Pubblicazione:giovedì 14 luglio 2011 - Ultimo aggiornamento:domenica 1 gennaio 2012, 20.59

Foto Ansa Foto Ansa

Quattordici donne stroncate dalla RU486 nei soli Stati Uniti. Sono i dati del nuovo rapporto della Food and Drugs Administration (Fda), l’organismo del governo Usa che vigila sul corretto utilizzo dei farmaci, di cui Ilsussidiario.net è in grado di pubblicare i contenuti in anteprima esclusiva per l’Italia. In pratica cinque morti in più rispetto a quelli registrati dalla ricerca finora più autorevole, uscita sul New England Journal of Medicine, in cui si parlava di nove decessi. Un dato che indica il fatto che almeno un caso di morte su tre era stato tenuto segreto (ed è probabile che ve ne siano molti altri). Per non parlare dei 58 casi di gravidanze ectopiche collegate alla RU486, in cui cioè l’ovulo fecondato si impianta al di fuori dell’utero, con effetti gravissimi sulla salute della donna. Ma anche 336 emorragie, 256 infezioni di cui 48 gravi, 612 ricoveri d’urgenza in ospedale e più in generale 2.207 donne che hanno riportato effetti nocivi per colpa della RU486. I dati, aggiornati al 30 aprile 2011, parlano in totale di 1 milione e 520mila donne americane che hanno fatto uso finora del mifepristone, il principio attivo della RU486. Per comprendere se si tratti o meno di un’incidenza significativa dal punto di vista medico, Ilsussidiario.net ha intervistato il ginecologo Leo Aletti.

 

Professor Aletti, può spiegare che cosa sono le gravidanze ectopiche e qual è la loro relazione con la RU486?

 

Come è noto, ciò che distingue la RU486 dall’aborto chirurgico è il fatto che la sua prescrizione avviene in modo automatico. E questo spesso avviene senza controlli adeguati, anche perché una semplice ecografia non è sufficiente a stabilire se esistano rischi di complicazioni. Il problema è che in alcuni casi l’ovulo fecondato, invece che nell’utero, si impianta nelle tube.
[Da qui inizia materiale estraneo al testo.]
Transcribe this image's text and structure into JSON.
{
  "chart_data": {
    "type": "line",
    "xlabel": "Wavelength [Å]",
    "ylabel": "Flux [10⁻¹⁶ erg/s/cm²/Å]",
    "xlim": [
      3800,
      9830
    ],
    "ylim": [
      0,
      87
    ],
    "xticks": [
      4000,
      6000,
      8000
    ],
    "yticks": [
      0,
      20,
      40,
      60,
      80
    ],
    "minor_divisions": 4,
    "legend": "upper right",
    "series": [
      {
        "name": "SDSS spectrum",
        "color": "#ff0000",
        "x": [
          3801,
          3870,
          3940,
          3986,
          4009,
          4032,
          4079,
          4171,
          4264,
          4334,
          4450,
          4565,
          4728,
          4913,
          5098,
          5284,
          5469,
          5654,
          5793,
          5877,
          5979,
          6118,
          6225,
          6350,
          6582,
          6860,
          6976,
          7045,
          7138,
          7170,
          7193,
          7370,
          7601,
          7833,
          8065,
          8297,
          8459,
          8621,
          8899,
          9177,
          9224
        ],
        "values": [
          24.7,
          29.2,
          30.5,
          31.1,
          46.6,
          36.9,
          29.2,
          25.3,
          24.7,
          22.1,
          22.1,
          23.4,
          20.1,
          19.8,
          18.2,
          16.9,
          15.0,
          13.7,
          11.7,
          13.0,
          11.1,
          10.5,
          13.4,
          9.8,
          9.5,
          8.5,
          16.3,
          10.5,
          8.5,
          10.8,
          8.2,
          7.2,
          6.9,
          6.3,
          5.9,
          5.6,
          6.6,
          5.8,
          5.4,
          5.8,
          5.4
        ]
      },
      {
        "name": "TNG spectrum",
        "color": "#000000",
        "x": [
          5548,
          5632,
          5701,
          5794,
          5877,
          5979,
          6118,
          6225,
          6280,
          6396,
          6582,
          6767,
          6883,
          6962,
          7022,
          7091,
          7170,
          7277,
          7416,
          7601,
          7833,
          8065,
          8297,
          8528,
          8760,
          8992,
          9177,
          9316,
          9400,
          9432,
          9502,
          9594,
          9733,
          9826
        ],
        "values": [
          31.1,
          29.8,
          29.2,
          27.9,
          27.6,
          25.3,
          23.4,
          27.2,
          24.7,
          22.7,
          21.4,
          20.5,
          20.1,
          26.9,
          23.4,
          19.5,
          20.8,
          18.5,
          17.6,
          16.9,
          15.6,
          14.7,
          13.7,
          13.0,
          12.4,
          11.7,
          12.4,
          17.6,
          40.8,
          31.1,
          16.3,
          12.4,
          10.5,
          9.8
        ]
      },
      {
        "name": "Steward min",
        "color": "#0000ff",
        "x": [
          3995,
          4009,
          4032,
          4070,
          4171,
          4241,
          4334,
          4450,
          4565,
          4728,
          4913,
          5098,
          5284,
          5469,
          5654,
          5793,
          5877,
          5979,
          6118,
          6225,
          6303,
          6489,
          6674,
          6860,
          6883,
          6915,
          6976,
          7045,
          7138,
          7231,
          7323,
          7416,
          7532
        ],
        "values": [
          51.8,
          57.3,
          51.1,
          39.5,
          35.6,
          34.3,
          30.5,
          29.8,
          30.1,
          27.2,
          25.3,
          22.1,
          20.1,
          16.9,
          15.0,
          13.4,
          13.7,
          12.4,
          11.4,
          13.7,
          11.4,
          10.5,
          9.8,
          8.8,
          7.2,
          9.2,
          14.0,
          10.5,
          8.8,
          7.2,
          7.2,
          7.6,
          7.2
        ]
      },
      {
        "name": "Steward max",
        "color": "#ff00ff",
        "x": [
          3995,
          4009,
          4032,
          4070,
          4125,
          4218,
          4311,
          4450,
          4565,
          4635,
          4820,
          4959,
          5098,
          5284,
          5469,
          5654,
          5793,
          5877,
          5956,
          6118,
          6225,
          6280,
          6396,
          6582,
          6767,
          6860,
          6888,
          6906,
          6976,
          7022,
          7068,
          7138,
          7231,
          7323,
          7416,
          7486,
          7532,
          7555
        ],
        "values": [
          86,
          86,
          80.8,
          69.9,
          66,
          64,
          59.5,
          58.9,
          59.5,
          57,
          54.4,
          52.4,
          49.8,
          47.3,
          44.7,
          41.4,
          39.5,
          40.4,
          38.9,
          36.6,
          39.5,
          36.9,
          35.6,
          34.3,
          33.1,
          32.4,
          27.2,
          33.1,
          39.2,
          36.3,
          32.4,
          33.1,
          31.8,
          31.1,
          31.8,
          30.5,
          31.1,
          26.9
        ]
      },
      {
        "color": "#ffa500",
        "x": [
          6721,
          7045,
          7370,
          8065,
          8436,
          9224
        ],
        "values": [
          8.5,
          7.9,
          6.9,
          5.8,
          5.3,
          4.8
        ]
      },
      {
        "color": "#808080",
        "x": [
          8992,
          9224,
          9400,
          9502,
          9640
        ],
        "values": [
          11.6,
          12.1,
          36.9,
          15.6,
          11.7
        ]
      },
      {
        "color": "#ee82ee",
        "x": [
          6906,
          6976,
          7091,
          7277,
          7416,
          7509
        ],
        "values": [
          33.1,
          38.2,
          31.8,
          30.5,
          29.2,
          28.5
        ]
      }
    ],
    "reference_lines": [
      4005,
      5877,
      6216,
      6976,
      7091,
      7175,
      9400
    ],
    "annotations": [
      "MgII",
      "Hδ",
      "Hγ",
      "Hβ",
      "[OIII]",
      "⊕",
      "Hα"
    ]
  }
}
La paziente assume la RU486, è convinta di avere abortito e non si sottopone a nessun ulteriore controllo. In realtà è ancora incinta e, quando la tuba si rompe, ha un’emorragia e muore senza alcuna assistenza medica. In tutti questi casi quindi prescrivere la RU486 non corregge certo il problema, ma aggrava il quadro clinico.

 

Per quale motivo?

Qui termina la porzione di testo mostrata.